Other alumni, like Mark Volchek ’00, Miles Lasater ’01 and Sean Glass ’03, have collaborated to start new businesses. During their time at Yale, the three co-founded the Yale Entrepreneurial Society. Now they operate Higher One, a company which provides financial transaction services to universities.

While Volchek said the group’s relative lack of business contacts and experience presented challenges, particularly during a period of economic decline, both he and Lasater said that their experience with YES and advice from mentors provided valuable assistance. They also said they thought their classes in college helped them prepare.

“I do think that a liberal arts education lends itself well to problem-solving,” Lasater said.

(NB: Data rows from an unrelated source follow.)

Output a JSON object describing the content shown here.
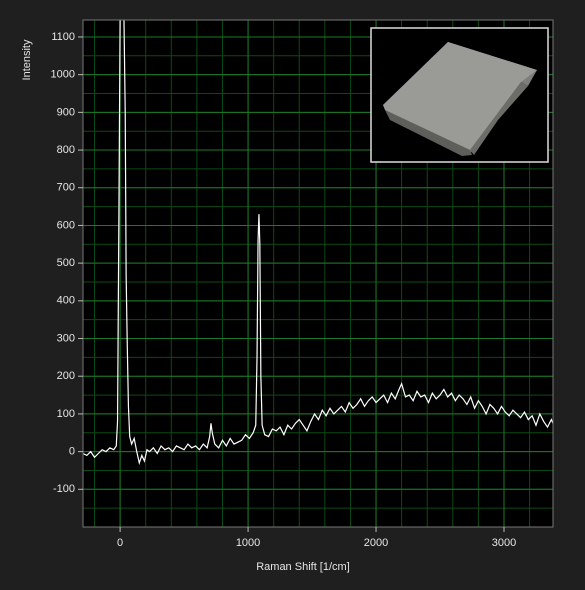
{
  "chart_data": {
    "type": "line",
    "x_label": "Raman Shift  [1/cm]",
    "y_label": "Intensity",
    "color": "#ffffff",
    "grid": true,
    "xlim": [
      -290,
      3383
    ],
    "ylim": [
      -200,
      1145
    ],
    "xticks": [
      0,
      1000,
      2000,
      3000
    ],
    "yticks": [
      -100,
      0,
      100,
      200,
      300,
      400,
      500,
      600,
      700,
      800,
      900,
      1000,
      1100
    ],
    "x": [
      -290,
      -260,
      -230,
      -200,
      -170,
      -140,
      -110,
      -80,
      -50,
      -30,
      -20,
      -10,
      0,
      10,
      20,
      30,
      40,
      47,
      55,
      65,
      75,
      90,
      110,
      130,
      150,
      170,
      190,
      210,
      230,
      260,
      290,
      320,
      350,
      380,
      410,
      440,
      470,
      500,
      530,
      560,
      590,
      620,
      650,
      680,
      700,
      710,
      720,
      740,
      770,
      800,
      830,
      860,
      890,
      920,
      950,
      980,
      1010,
      1040,
      1060,
      1070,
      1078,
      1085,
      1092,
      1100,
      1110,
      1130,
      1160,
      1190,
      1220,
      1250,
      1280,
      1310,
      1340,
      1370,
      1400,
      1430,
      1460,
      1490,
      1520,
      1550,
      1580,
      1610,
      1640,
      1670,
      1700,
      1730,
      1760,
      1790,
      1820,
      1850,
      1880,
      1910,
      1940,
      1970,
      2000,
      2030,
      2060,
      2090,
      2120,
      2150,
      2180,
      2200,
      2230,
      2260,
      2290,
      2320,
      2350,
      2380,
      2410,
      2440,
      2470,
      2500,
      2530,
      2560,
      2590,
      2620,
      2650,
      2680,
      2710,
      2740,
      2770,
      2800,
      2830,
      2860,
      2890,
      2920,
      2950,
      2980,
      3010,
      3040,
      3070,
      3100,
      3130,
      3160,
      3190,
      3220,
      3250,
      3280,
      3310,
      3340,
      3370,
      3383
    ],
    "values": [
      -5,
      -10,
      0,
      -15,
      -5,
      5,
      0,
      10,
      5,
      15,
      80,
      600,
      1150,
      1150,
      1150,
      1150,
      900,
      470,
      300,
      120,
      40,
      20,
      35,
      0,
      -30,
      -10,
      -25,
      5,
      0,
      10,
      -5,
      15,
      5,
      10,
      0,
      15,
      10,
      5,
      20,
      10,
      15,
      5,
      20,
      10,
      40,
      75,
      50,
      20,
      10,
      30,
      15,
      35,
      20,
      25,
      30,
      45,
      35,
      50,
      70,
      250,
      560,
      630,
      550,
      200,
      70,
      45,
      40,
      60,
      55,
      65,
      45,
      70,
      60,
      75,
      85,
      70,
      55,
      80,
      100,
      85,
      110,
      95,
      115,
      100,
      110,
      120,
      105,
      130,
      115,
      125,
      140,
      120,
      135,
      145,
      130,
      140,
      150,
      130,
      155,
      140,
      165,
      180,
      145,
      150,
      135,
      160,
      145,
      150,
      130,
      155,
      140,
      150,
      165,
      145,
      155,
      135,
      150,
      140,
      125,
      145,
      115,
      135,
      120,
      100,
      125,
      115,
      100,
      120,
      105,
      95,
      110,
      100,
      90,
      105,
      85,
      95,
      70,
      100,
      80,
      65,
      85,
      75
    ]
  }
}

Volchek said the company has been doubling its staff each year of its existence and has raised $10 million in venture capital.

Despite the challenges that they said come with starting their own companies, many of the entrepreneurs said they have become involved in new ventures or would be open to doing so in the future. Volchek said that he enjoys working with start-ups because of their “dynamic nature, flexibility and lack of structure that inhibits creativity and new development.”

In addition to selling her book, Bonoff has begun a new service that provides low-cost Web sites to new Internet-based companies.

Volchek and Lasater both said they would be interested in starting new businesses if the right opportunities appeared.

“I’m committed to the success of Higher One,” Lasater said. “At the same time, I’m interested in being involved in other start-ups in the future, when the time is right. I’d say I’ve caught the bug.”